软终端约束通常用于收敛到解决方案。下面是对硬终端约束的替换：

f = np.zeros(31); f[-1]=1; final=m.Param(f)
m.Minimize(final*(x[n-1]-1)**2)
m.Minimize(final*v[n-1]**2)

#m.fix_final(x[n-1], val=1)
#m.fix_final(v[n-1], val=0)

这给出了三个连接相的最优解。

​

​

import numpy as np
import matplotlib.pyplot as plt
from gekko import GEKKO

m = GEKKO(remote=True)  # Model

n = 3  # Number of phases: Bang-Off-Bang
max_u = 5.0  # Control can either be max_u, 0 or -max_u

# Options
m.options.NODES = 4  # Two intermediate nodes between collocation points
m.options.SOLVER = 1  # APOPT
m.options.IMODE = 6  # MPC Direct Collocation
m.options.MAX_ITER = 500  # To prevent endless loops
m.options.MV_TYPE = 0  # MVs are constant between endpoints
m.options.DIAGLEVEL = 0  # Show some diagnostics

# Time from 0 to 1 in 31 collocation points for every phase each
m.time = np.linspace(0, 1, 31)

tf = [m.FV(value=0.3) for i in range(n)]
for i in range(n):
    tf[i].STATUS = 1  # make final time controllable

# Collocation variables x and v
x = [m.Var(value=0, fixed_initial=False) for i in range(n)]
v = [m.Var(value=0, fixed_initial=False) for i in range(n)]
u = [max_u, 0, -max_u]  # For the three phases

# Fix start- and endpoint (Inbetween points can be fixed with m.fix())
m.fix_initial(x[0], val=0)
m.fix_initial(v[0], val=0)

f = np.zeros(31); f[-1]=1; final=m.Param(f)
m.Minimize(final*(x[n-1]-1)**2)
m.Minimize(final*v[n-1]**2)

#m.fix_final(x[n-1], val=1)
#m.fix_final(v[n-1], val=0)

# Differential equations describing the system scaled by tf
for i in range(n):
    m.Equation(x[i].dt() == v[i]*tf[i])
    m.Equation(v[i].dt() == u[i]*tf[i])

# Connect phases at endpoints
for i in range(n-1):
    m.Connection(x[i+1], x[i], 1, 'end', 1, 'end')
    m.Connection(x[i+1],'calculated', pos1=1, node1=1)
    m.Connection(v[i+1], v[i], 1, 'end', 1, 'end')
    m.Connection(v[i+1],'calculated', pos1=1, node1=1)

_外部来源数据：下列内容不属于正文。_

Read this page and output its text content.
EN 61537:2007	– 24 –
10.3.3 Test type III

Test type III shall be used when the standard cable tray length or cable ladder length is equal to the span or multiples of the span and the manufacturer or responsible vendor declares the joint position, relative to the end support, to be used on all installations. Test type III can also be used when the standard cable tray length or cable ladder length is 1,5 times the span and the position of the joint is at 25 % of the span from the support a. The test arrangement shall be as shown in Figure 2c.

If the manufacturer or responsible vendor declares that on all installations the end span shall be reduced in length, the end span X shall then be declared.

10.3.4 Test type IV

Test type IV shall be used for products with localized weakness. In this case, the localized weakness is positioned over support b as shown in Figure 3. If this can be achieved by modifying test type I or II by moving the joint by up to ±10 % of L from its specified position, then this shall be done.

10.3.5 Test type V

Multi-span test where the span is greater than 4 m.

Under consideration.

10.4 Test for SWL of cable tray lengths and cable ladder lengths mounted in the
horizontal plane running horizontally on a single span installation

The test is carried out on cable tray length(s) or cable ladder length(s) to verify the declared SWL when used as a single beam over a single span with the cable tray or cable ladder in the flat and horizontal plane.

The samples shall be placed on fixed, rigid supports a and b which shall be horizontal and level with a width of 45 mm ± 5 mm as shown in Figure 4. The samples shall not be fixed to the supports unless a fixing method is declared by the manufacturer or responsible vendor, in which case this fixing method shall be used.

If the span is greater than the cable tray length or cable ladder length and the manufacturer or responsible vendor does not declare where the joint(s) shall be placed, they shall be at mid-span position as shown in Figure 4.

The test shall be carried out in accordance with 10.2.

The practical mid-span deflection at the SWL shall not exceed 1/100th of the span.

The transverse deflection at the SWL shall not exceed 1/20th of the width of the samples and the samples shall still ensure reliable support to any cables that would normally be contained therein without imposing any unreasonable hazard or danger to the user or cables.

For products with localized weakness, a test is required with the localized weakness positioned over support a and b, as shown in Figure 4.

# Make final time equal to 1
m.Minimize((m.sum(tf)-1)**2)
#m.Equation(m.sum(tf) == 1)  # Could be used instead of objective

#m.open_folder()

# Run optimization with Diagnostics
m.solve(disp=True)

# Generate plot
t = [m.time*tf[i].value[0] for i in range(3)]
t[1] += t[0][-1]
t[2] += t[1][-1]
for i in range(3):
    plt.plot(t[i],x[i].value)
    plt.plot(t[i],v[i].value)
plt.xlabel('Time')
plt.show()    

缺少2自由度(-1自由度)是因为当使用m.fix_final(x[n-1], val=1)和m.fix_final(v[n-1], val=0)时，端点处的导数也是固定的。这是关于Gekko和如何定义变量的一个已知问题。如果您确实需要一个硬约束，还有另一种方法(创建一个连接到端点的固定FV )。